O relógio da fábrica

Robério Canto

Escrevivendo

No estilo “caminhando contra o vento”, o professor Robério Canto vai “vivendo e Escrevivendo” causos cotidianos, com uma generosa pitada de bom humor. Imortal desde criancinha, leitor por paixão e vício, justifica sua dedicação à escrita com uma frase de Carlos Nejar: "Escrevo porque é uma forma de estar vivo, é uma forma de pensar a vida e também uma forma de consciência do universo."

quarta-feira, 14 de janeiro de 2026
por Jornal A Voz da Serra

Apenas sessenta segundos, mas pesavam muito no fim do mês

Quem passa pela antiga Fábrica de Rendas, hoje transformada em Espaço Arp, pode ver, no alto de uma de suas esquinas, um relógio empoeirado e mudo. Pioneira da indústria local, a fábrica durou um século e fez parte da vida de milhares de famílias friburguenses. Mas chegou o dia em que, às 6h45, o coração do relógio parou de bater, para sempre desligado do tempo que ele, germanicamente, vigiava com tanto afinco. Para os trabalhadores, ele ditava o ritmo da própria vida: era preciso estar atento ao seu tique-taque imperioso. Um minuto de atraso e perdia-se o dia de trabalho e, em consequência, o repouso semanal remunerado. Apenas sessenta segundos, mas pesavam muito no fim do mês, quando o pagamento chegava emagrecido. Era o peso da ausência, do que faltava, do que vinha a menos.

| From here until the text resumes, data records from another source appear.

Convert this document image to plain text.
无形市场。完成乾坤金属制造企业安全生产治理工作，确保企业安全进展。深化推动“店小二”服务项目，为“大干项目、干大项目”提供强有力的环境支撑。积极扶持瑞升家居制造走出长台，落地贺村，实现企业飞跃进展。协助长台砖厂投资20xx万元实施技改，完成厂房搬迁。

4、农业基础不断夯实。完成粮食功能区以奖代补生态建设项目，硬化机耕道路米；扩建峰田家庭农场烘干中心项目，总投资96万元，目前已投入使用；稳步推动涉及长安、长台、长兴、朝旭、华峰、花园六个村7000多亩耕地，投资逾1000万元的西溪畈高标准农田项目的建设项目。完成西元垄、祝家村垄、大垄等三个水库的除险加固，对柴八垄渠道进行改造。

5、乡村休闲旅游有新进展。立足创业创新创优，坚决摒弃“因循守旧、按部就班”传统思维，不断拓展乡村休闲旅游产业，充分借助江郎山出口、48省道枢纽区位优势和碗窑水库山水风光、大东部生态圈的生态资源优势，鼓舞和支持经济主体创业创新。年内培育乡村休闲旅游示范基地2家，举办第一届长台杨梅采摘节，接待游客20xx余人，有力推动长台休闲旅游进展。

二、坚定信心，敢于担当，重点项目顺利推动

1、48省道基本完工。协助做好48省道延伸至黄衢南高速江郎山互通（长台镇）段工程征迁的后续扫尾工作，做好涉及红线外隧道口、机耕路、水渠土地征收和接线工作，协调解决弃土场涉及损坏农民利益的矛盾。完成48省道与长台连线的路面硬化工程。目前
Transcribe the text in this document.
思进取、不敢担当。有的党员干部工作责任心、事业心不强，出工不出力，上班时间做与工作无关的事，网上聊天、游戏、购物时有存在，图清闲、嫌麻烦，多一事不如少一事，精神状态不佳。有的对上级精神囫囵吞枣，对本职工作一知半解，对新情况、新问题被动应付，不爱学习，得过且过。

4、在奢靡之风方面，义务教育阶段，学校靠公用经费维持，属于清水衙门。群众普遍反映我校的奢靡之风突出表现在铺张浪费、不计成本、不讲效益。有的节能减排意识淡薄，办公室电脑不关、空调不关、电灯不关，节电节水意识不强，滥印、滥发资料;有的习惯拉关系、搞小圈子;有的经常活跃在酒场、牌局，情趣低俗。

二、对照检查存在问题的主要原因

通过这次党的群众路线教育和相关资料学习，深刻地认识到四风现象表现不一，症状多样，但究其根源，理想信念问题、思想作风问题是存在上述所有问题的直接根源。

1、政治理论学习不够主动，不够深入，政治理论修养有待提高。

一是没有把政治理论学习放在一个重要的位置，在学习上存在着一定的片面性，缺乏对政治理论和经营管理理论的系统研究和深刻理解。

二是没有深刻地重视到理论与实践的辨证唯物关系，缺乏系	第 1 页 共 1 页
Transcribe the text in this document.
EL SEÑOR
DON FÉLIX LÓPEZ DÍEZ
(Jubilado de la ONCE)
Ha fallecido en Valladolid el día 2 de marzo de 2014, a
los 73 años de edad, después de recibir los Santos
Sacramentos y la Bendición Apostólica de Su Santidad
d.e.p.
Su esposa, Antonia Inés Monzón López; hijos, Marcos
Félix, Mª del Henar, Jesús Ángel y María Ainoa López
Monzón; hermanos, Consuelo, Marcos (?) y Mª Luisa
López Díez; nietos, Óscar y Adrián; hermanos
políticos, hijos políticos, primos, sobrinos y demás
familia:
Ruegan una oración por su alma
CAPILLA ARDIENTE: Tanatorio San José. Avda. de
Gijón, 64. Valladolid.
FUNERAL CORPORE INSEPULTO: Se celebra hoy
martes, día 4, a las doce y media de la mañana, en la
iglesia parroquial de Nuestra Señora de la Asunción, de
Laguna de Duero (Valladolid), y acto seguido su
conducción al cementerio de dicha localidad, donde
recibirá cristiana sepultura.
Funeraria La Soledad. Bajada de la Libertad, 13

Como pesavam os ponteiros daquele relógio!

Mas tinha seu lado bom, servia justamente para que ninguém perdesse a hora: 6h45 era um alerta. E não só para os que ali trabalhavam: a todos que o consultassem, ele permitia que fossem mais devagar, ou ordenava que apressassem o passo, que corressem para pegar o ônibus, que movessem com mais energia as rodas da bicicleta. Sei de um garoto que todo dia, de manhãzinha, pedalava em frente a ele, rumando para a Ypu, na qual ajudava a transformar peças de couro em cintos e carteiras. “Sebo nas canelas, que só tenho 15 minutos para chegar ao portão!” Quando o garoto voltava para casa, o sol já estava encerrando seu expediente. Mas, como “todo o mundo é composto de mudança”, as fábricas fecharam, e o relógio da Arp calou-se, ficou apenas na memória dos que o conheceram e obedeceram ao seu comando.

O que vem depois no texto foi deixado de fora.